Nous sommes sortis de l’innocence. Nous avons compris que le chemin de l’enfer était pavé d’illusions humanitaires. Et quoi? Qu’allons-nous faire de ce désabusement?

Nous vivons dans une société chloroformée où l’entrée dans une carrière politique, médiatique ou universitaire équivaut à l’adoption d’un strict devoir de réserve vis-à-vis de la réalité immédiate et au renoncement de l’exercice de ses facultés intellectuelles et morales dans les situations critiques, qui sont les seules qui comptent!

Qu’allons-nous faire avec de telles élites? A quoi nous servent les chaires, les chercheurs et les «observatoires» qui nous alertent sur tout, sauf sur ce qui nous concerne vraiment? A quoi nous servent des journalistes qui nous jugent plutôt que de nous instruire? A quoi nous servent des écoles où on enseigne l’ignorance? Pourquoi élire des députés s’ils doivent aussitôt devenir sourds-muets et voter comme un seul homme des lois et décrets qu’on a fabriqués pour eux?

Comment allons-nous survivre dans un monde où les outils ont déjà pris la place de leurs concepteurs?
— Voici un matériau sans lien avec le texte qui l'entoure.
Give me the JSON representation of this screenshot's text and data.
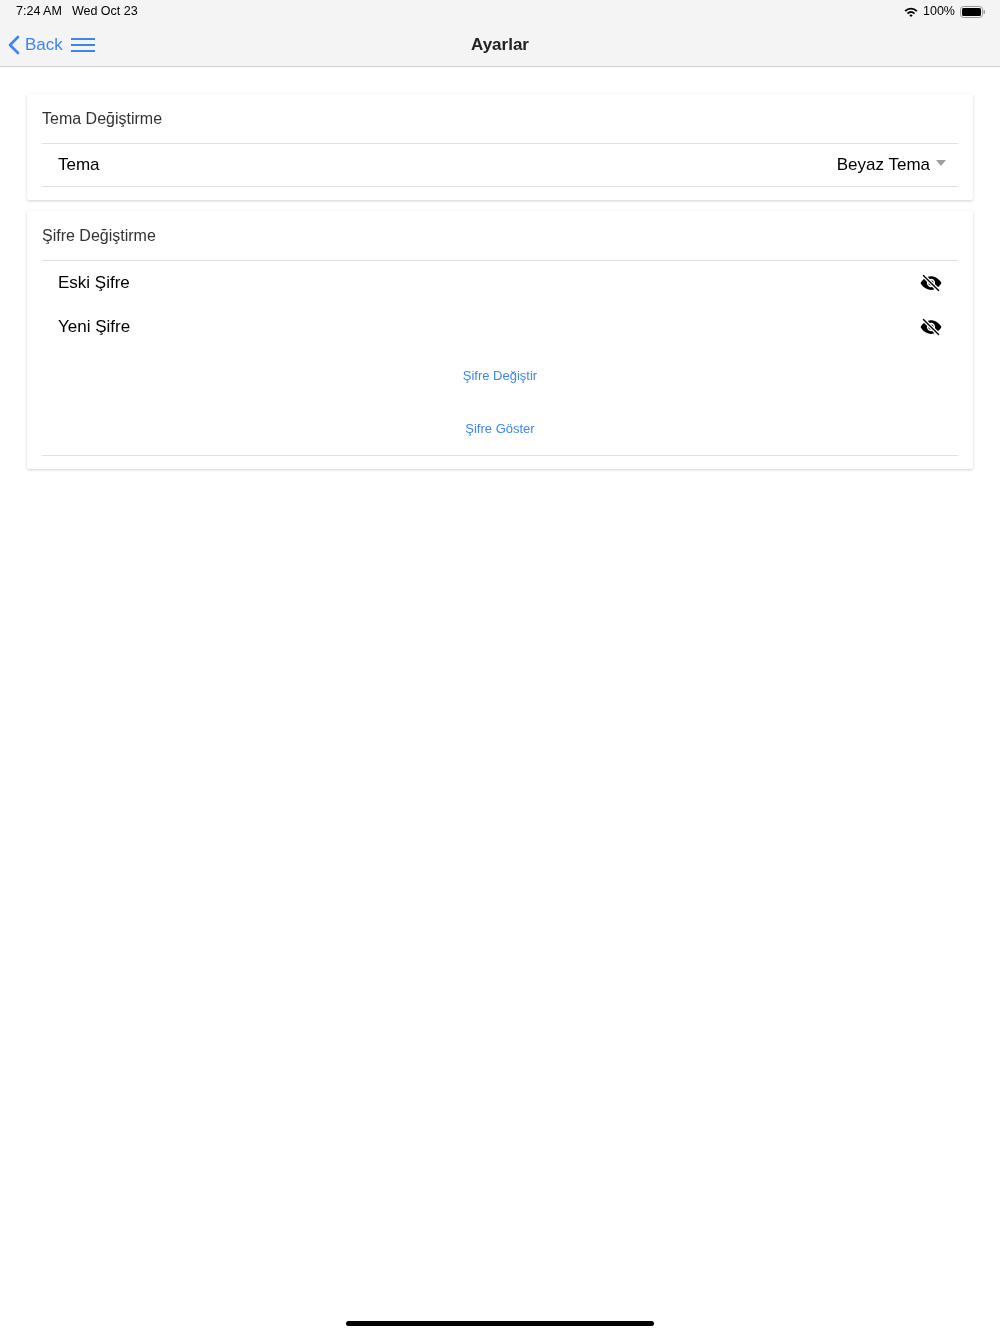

Car si le cheminement politique vers une société planétaire transparente est momentanément enrayé, son pendant scientifique, lui, suit son cours. N’impliquant ni volonté explicite, ni rhétorique, ni coercition, il passe inaperçu. Il épouse l’évolution même de la technologie, en particulier depuis la naissance de l’internet. L’outil premier de la lutte contre la normalisation idéologique du monde est aussi l’outil premier de sa normalisation culturelle et comportementale!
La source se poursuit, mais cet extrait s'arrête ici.